Et maintenant, qu'est-ce que je fais, moi ? Connaîtriez vous une société secrète, une association de malfaiteurs, un extra-terreste ou un noble vestige du passé qui accepte d'enseigner le futur antérieur à ma fille ?

Cordialement

Kiri
Bonjour, Kiri.

Merci de ce courrier qui me force à redescendre des généralités vers l’exemple précis de l’enseignement du français. L’état des lieux que vous dressez me paraît exact.

— Oui, si votre fille achève aujourd’hui sa 6e, et si elle n’eut pour professeurs d’école que des fonctionnaires qui obéissaient exclusivement (comme ils le devaient) aux programmes de 2002, on ne lui a pas appris grand-chose en français… Les syndicats du primaire qui se sont plaints qu’on n’ait pas «évalué» les programmes de 2002 prennent les enseignants de collège pour des imbéciles : les professeurs de 6e voient dès à présent le résultat de ce que l’école primaire a enseigné depuis 6 ans.

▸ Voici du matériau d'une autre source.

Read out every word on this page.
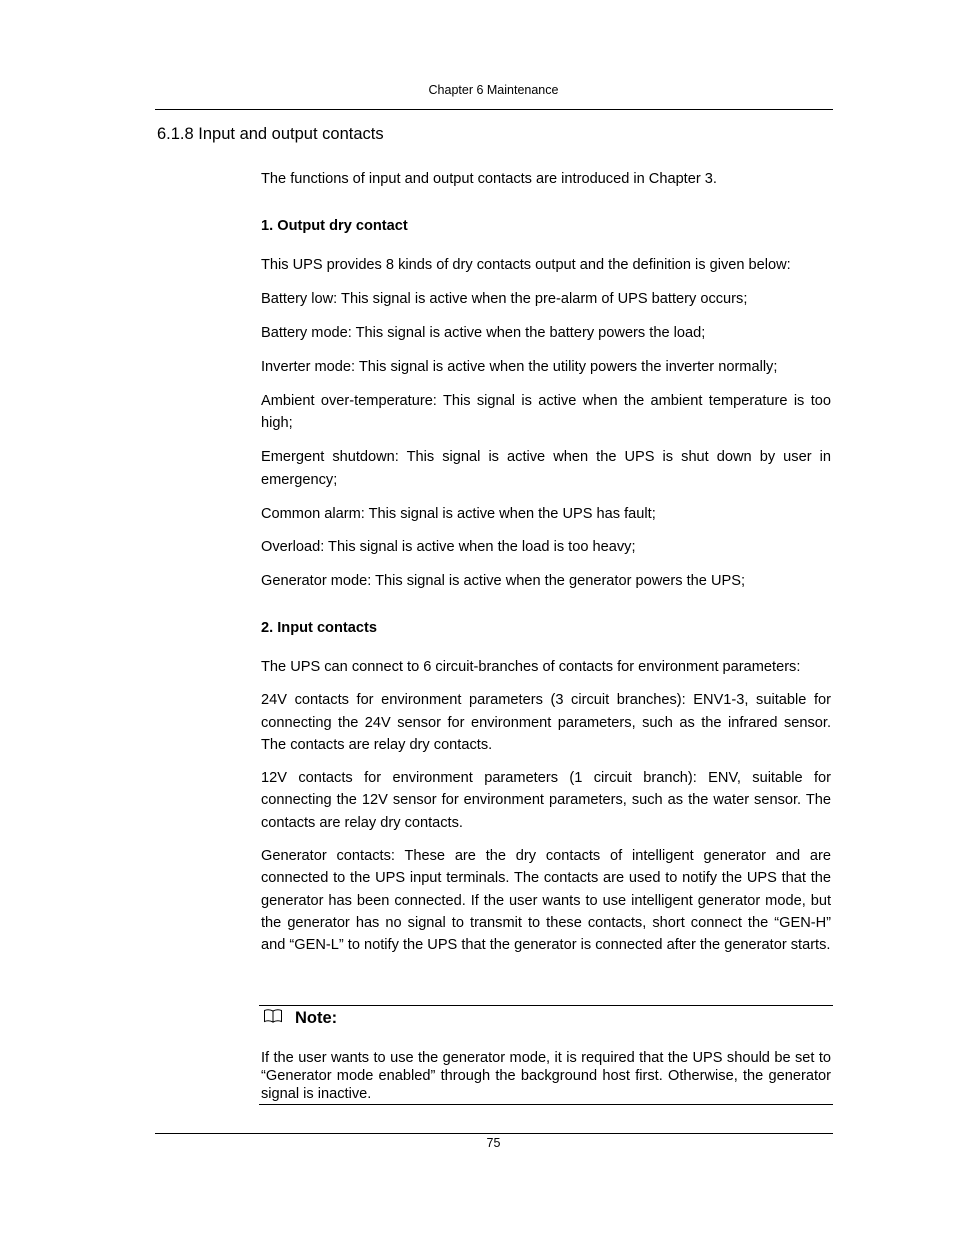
Chapter 6 Maintenance
6.1.8 Input and output contacts

The functions of input and output contacts are introduced in Chapter 3.

1. Output dry contact

This UPS provides 8 kinds of dry contacts output and the definition is given below:

Battery low: This signal is active when the pre-alarm of UPS battery occurs;

Battery mode: This signal is active when the battery powers the load;

Inverter mode: This signal is active when the utility powers the inverter normally;

Ambient over-temperature: This signal is active when the ambient temperature is too high;

Emergent shutdown: This signal is active when the UPS is shut down by user in emergency;

Common alarm: This signal is active when the UPS has fault;

Overload: This signal is active when the load is too heavy;

Generator mode: This signal is active when the generator powers the UPS;

2. Input contacts

The UPS can connect to 6 circuit-branches of contacts for environment parameters:

24V contacts for environment parameters (3 circuit branches): ENV1-3, suitable for connecting the 24V sensor for environment parameters, such as the infrared sensor. The contacts are relay dry contacts.

12V contacts for environment parameters (1 circuit branch): ENV, suitable for connecting the 12V sensor for environment parameters, such as the water sensor. The contacts are relay dry contacts.

Generator contacts: These are the dry contacts of intelligent generator and are connected to the UPS input terminals. The contacts are used to notify the UPS that the generator has been connected. If the user wants to use intelligent generator mode, but the generator has no signal to transmit to these contacts, short connect the “GEN-H” and “GEN-L” to notify the UPS that the generator is connected after the generator starts.

Note:
If the user wants to use the generator mode, it is required that the UPS should be set to “Generator mode enabled” through the background host first. Otherwise, the generator signal is inactive.
75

— Oui, les établissements privés sous contrat enseignent exactement les mêmes contenus que l’enseignement public : cela fait partie du contrat!

— Oui, les officines de soutien enseignent la même chose aussi. En cela, elles ne font d’ailleurs que leur métier…

L’ennui, pour les parents qui veulent aider leurs enfants eux-mêmes, c’est que l’édition para-scolaire aussi se conforme aux programmes. Par exemple, vous pourriez fouiner des heures dans une librairie scolaire sans trouver un livre qui évoque la morphologie et le sens des temps composés de l’indicatif. J’ai épluché pour vous un excellent ouvrage où vous trouveriez beaucoup de choses utiles pour instruire vous-même votre enfant : les trois «Bescherelle», "La Grammaire pour tous", "La Conjugaison pour tous", "L’orthographe pour tous" (les trois sous même boite, Hatier). Dans cette Grammaire, il n’est pas question des temps composés de l’indicatif !… On y trouve même une grosse sottise : «119. Temps des verbes : définition. Les marques du temps situent les événements dont on parle par rapport au moment où l’on parle. » (point final!) Comment des auteurs ont-ils été conduits à écrire cette ânerie ? C’est qu’ils n’ont pensé qu’aux temps simples (comme l’école); en revanche, ils consacrent plusieurs paragraphes aux valeurs aspectuelles des temps. Autrement dit, pour l’instant, on n’apprend pas aux enfants l’essentiel (la valeur temporelle de tous les temps verbaux) et on leur apprend l’accessoire (la valeur aspectuelle des temps verbaux) : on met la charrue avant les bœufs.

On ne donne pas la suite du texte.